This year's midterm elections could be monumental: a record number of women are running for elected office, Democrats are hoping to take control of the House of Representatives, and candidates in some states may even make history if they win. But according to Newsweek, election results will take some time to trickle in, especially in larger states or in races that are too close to call.

The last polls are not slated to close until after midnight ET, the New York Times reported, though polling locations may also stay open later than expected. Ballots are typically counted once the voting deadline passes in each state. But in more populous states like California, which has high voter turnout as well as high rates of absentee and mail-in voting, results often take longer to be declared. During the 2014 midterm elections, it took more than two weeks after Election Day for California to finalize the results of two House races, per The Sacramento Bee.

Meanwhile, in states with more competitive races — such as Georgia's gubernatorial election between Democrat Stacey Abrams and Republican Brian Kemp — it could take longer to call a race. Local elections officials in Georgia also extended voting hours on Tuesday in order to make up for technical issues and a limited number of available voting machines, which means that this highly contested race will take longer to call.

According to The Guardian, election results can also take longer to finalize in states that require winners to obtain more than 50 percent of the vote. If that condition is not met, the top two candidates must participate in a runoff election, delaying the results.

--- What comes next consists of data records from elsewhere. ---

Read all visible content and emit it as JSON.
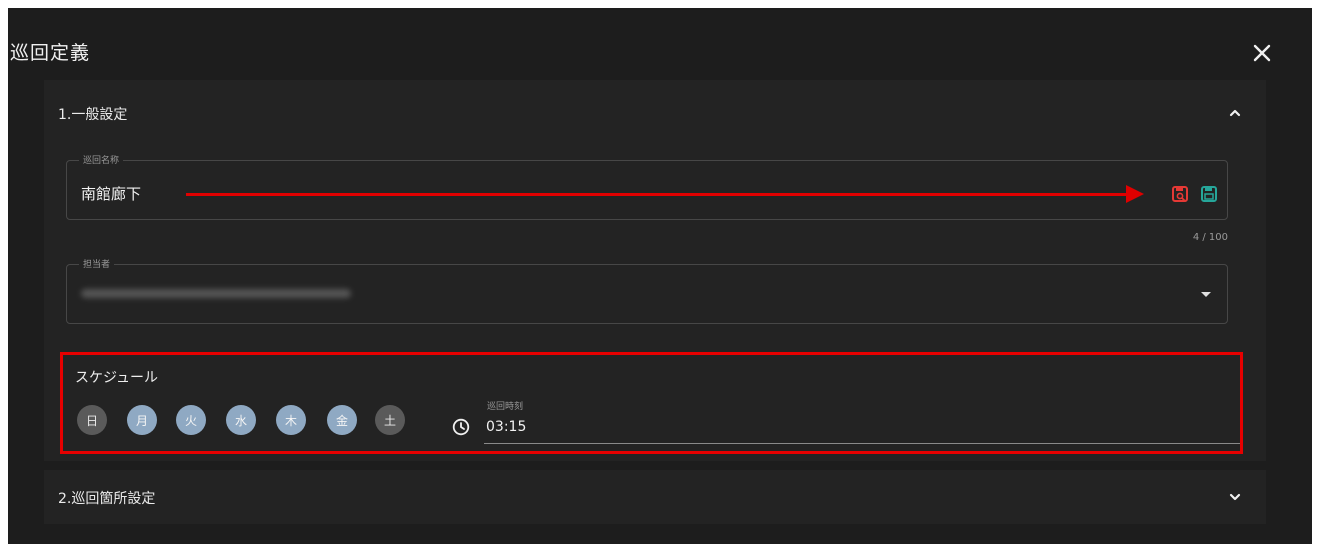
{
  "dialog": {
    "title": "巡回定義"
  },
  "section1": {
    "header": "1.一般設定",
    "patrol_name": {
      "label": "巡回名称",
      "value": "南館廊下",
      "counter": "4 / 100"
    },
    "assignee": {
      "label": "担当者"
    }
  },
  "schedule": {
    "title": "スケジュール",
    "days": [
      {
        "label": "日",
        "selected": false
      },
      {
        "label": "月",
        "selected": true
      },
      {
        "label": "火",
        "selected": true
      },
      {
        "label": "水",
        "selected": true
      },
      {
        "label": "木",
        "selected": true
      },
      {
        "label": "金",
        "selected": true
      },
      {
        "label": "土",
        "selected": false
      }
    ],
    "time_label": "巡回時刻",
    "time_value": "03:15"
  },
  "section2": {
    "header": "2.巡回箇所設定"
  },
  "colors": {
    "background": "#1d1d1d",
    "panel": "#232323",
    "day_selected": "#8fa9c3",
    "day_unselected": "#5a5a5a",
    "highlight_red": "#e60000",
    "icon_red": "#e53935",
    "icon_green": "#26a69a"
  },
  "icons": [
    "close-icon",
    "chevron-up-icon",
    "chevron-down-icon",
    "search-save-icon",
    "save-icon",
    "dropdown-arrow-icon",
    "clock-icon"
  ]
}
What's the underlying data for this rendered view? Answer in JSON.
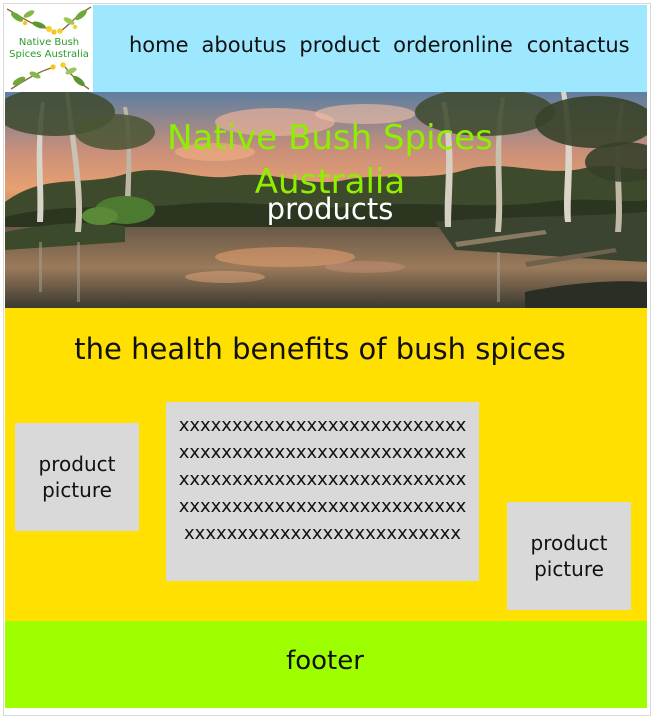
{
  "header": {
    "logo_text": "Native Bush Spices Australia",
    "nav": [
      "home",
      "aboutus",
      "product",
      "orderonline",
      "contactus"
    ]
  },
  "hero": {
    "title": "Native Bush Spices Australia",
    "subtitle": "products"
  },
  "content": {
    "heading": "the health benefits of bush spices",
    "left_picture_label": "product picture",
    "body_text": "xxxxxxxxxxxxxxxxxxxxxxxxxxxxxxxxxxxxxxxxxxxxxxxxxxxxxxxxxxxxxxxxxxxxxxxxxxxxxxxxxxxxxxxxxxxxxxxxxxxxxxxxxxxxxxxxxxxxxxxxxxxxxxxxxxxxxx",
    "right_picture_label": "product picture"
  },
  "footer": {
    "text": "footer"
  },
  "colors": {
    "header_bg": "#9ee8ff",
    "hero_title": "#8ef000",
    "content_bg": "#ffe000",
    "placeholder_bg": "#d9d9d9",
    "footer_bg": "#9dff00"
  }
}
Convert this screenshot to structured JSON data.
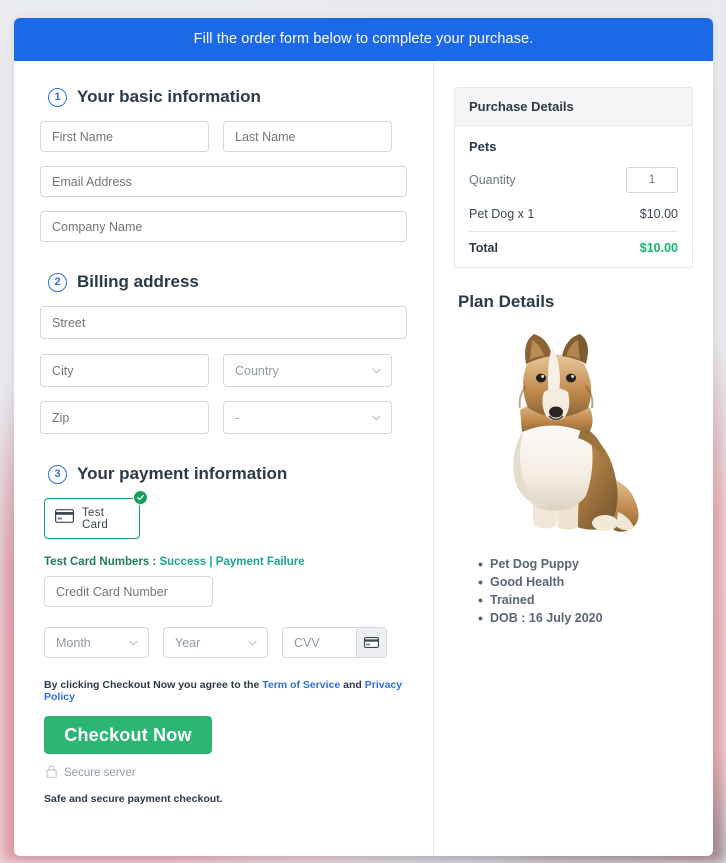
{
  "banner": {
    "text": "Fill the order form below to complete your purchase."
  },
  "sections": {
    "basic": {
      "number": "1",
      "title": "Your basic information",
      "first_name_placeholder": "First Name",
      "last_name_placeholder": "Last Name",
      "email_placeholder": "Email Address",
      "company_placeholder": "Company Name"
    },
    "billing": {
      "number": "2",
      "title": "Billing address",
      "street_placeholder": "Street",
      "city_placeholder": "City",
      "country_placeholder": "Country",
      "zip_placeholder": "Zip",
      "state_placeholder": "-"
    },
    "payment": {
      "number": "3",
      "title": "Your payment information",
      "card_option_label": "Test Card",
      "test_numbers_label": "Test Card Numbers :",
      "success_link": "Success",
      "separator": "|",
      "failure_link": "Payment Failure",
      "credit_card_placeholder": "Credit Card Number",
      "month_placeholder": "Month",
      "year_placeholder": "Year",
      "cvv_placeholder": "CVV",
      "terms_prefix": "By clicking Checkout Now you agree to the",
      "terms_link": "Term of Service",
      "terms_and": "and",
      "privacy_link": "Privacy Policy",
      "checkout_label": "Checkout Now",
      "secure_server_label": "Secure server",
      "safe_note": "Safe and secure payment checkout."
    }
  },
  "purchase_details": {
    "header": "Purchase Details",
    "group_label": "Pets",
    "quantity_label": "Quantity",
    "quantity_value": "1",
    "line_item_label": "Pet Dog x 1",
    "line_item_amount": "$10.00",
    "total_label": "Total",
    "total_amount": "$10.00"
  },
  "plan_details": {
    "title": "Plan Details",
    "image_alt": "shetland-sheepdog-photo",
    "features": [
      "Pet Dog Puppy",
      "Good Health",
      "Trained",
      "DOB : 16 July 2020"
    ]
  },
  "colors": {
    "banner_blue": "#1b68e8",
    "accent_blue": "#2f6fe0",
    "checkout_green": "#2bb673",
    "card_border_green": "#12a05c",
    "total_green": "#12b86a",
    "test_link_teal": "#1aa78c"
  }
}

In order to seize control of the House, Democrats need to flip at least 23 Republican-controlled seats to obtain a majority. In the Senate, the margin is even closer; Democrats would need to hold onto every seat they control that is up for re-election, and pick up at least two additional seats on top of that.

With the exception of races in which candidates are either running uncontested or have posted an insurmountable lead, it will not be possible to call many closely-watched races immediately after polls close. Whatever the results are, though, this year's midterm elections have been widely perceived as a referendum of President Donald Trump's administration. For months, Democrats and other Trump critics have campaigned against Trump's policies on immigration, climate change, and other significant issues. Trump himself has acknowledged this; in Cleveland, he told supporters that "in a sense, I am on the ticket."

All 435 seats in the House of Representatives, as well as 35 of 100 seats in the Senate, are up for grabs on Tuesday.